I was kind of dazed as I followed his lead. Drunk, I guess; happy that I was finally playing; resolutely not feeling weird about any of this. We'd played well and deeply before on several occasions, and we'd shared some pretty deep conversations earlier that evening. I was nervous of being tawsed cold and gabbled something about how tawses had made me cry lots on shoots. But I wasn't really scared. I trusted him.

I stretched out on the bed. He was talking in that rich, soothing voice of his. I can't remember what he said but I felt very small. As soon as the first stroke fell I shrieked and suddenly remembered what Haron had said about thighs. None of the strokes were easy; there was no "warm up", although I'm pretty sure he got harder as I got used to it. After the first few I yelled and tossed my head, clinging to the bars of the bed for dear life. I kicked too, and he told me off for that. But it was strange: despite the sharpness of the cold strokes slicing into my vulnerable thighs, the lack of roleplay context to immerse myself in, I never panicked. I never wanted it to stop, I never worried I couldn't take it. I just responded, loudly and vocally and sincerely, with my whole self.

I think I started sobbing after the third or fourth stroke, but I can't really remember. Tears poured down my face. I choked and sniffled and felt bad about getting mascara stains on Haron's bedsheets. But I was totally relaxed. When he told me to stay still, I stayed still.

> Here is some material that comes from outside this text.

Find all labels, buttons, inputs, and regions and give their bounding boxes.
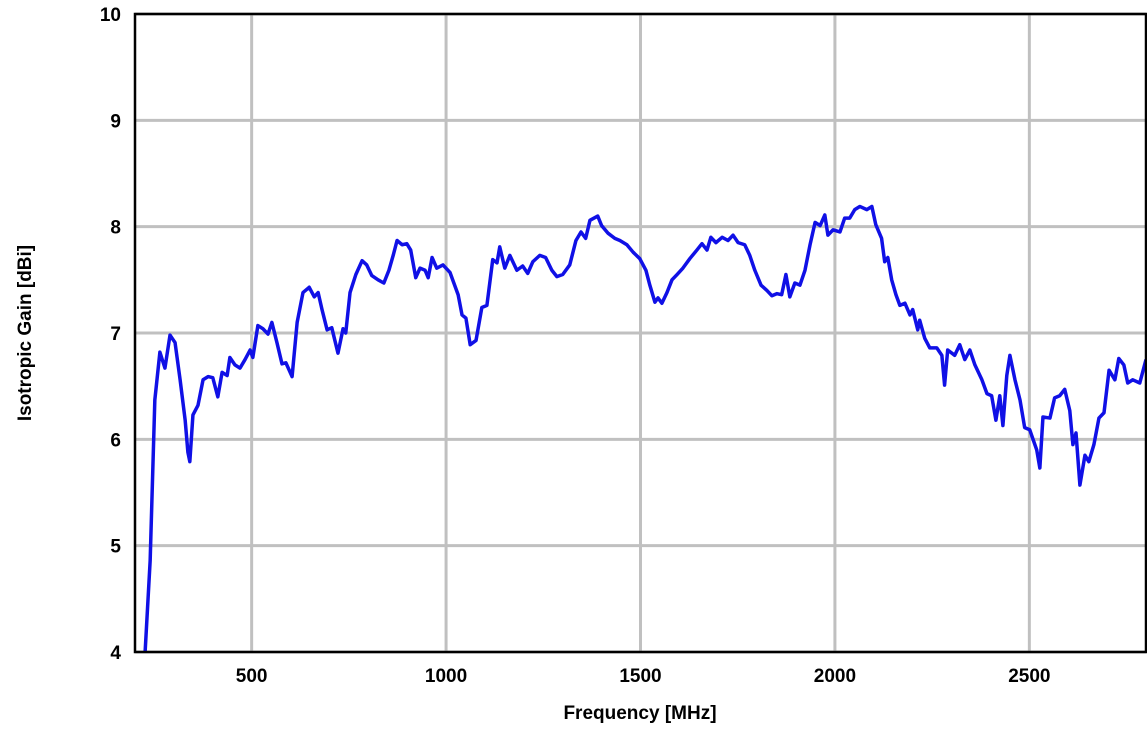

Tears poured out of me, all the restraint of the previous night's play gone. I cried like a little girl. It was wonderful.

Just when I was settling into the rhythm of tears and voice and stinging flashes of pain, just when I was confident I could keep this up, and starting to worry that that meant it wouldn't end for hours, he stopped, apologetically. One of my cuts had reopened and was bleeding. So he went and got a tissue, while I sagged on the bed, wiping my eyes, and then he mopped me up and we mutually exclaimed over the lack of aloe in the house (honestly! what sort of kinky house is this?) before deciding that cocoa butter would do fine. My bottom was cossetted and pampered after its ordeal and so was I, and there was lots of cuddling and it was lovely.

The rest of the party was terribly, terribly drunken, and I won't embarrass myself or others by sharing its secrets.

But that tawsing on my thighs was wicked. I had stripes for two days!

Today my marks are at that itchy, peely stage where I can't scratch it without scabs flaking off. I love me a bruised, welted arse, but scabs are just annoying. This is my last night with D. before I disappear off into the wilds of nature, and I don't want a passionate parting fuck to be spoiled by the flaky scabs from my dalliances with other men. Oh well. I'll just have to distract him. It's amazing what you can do with white kneesocks and a tartan miniskirt.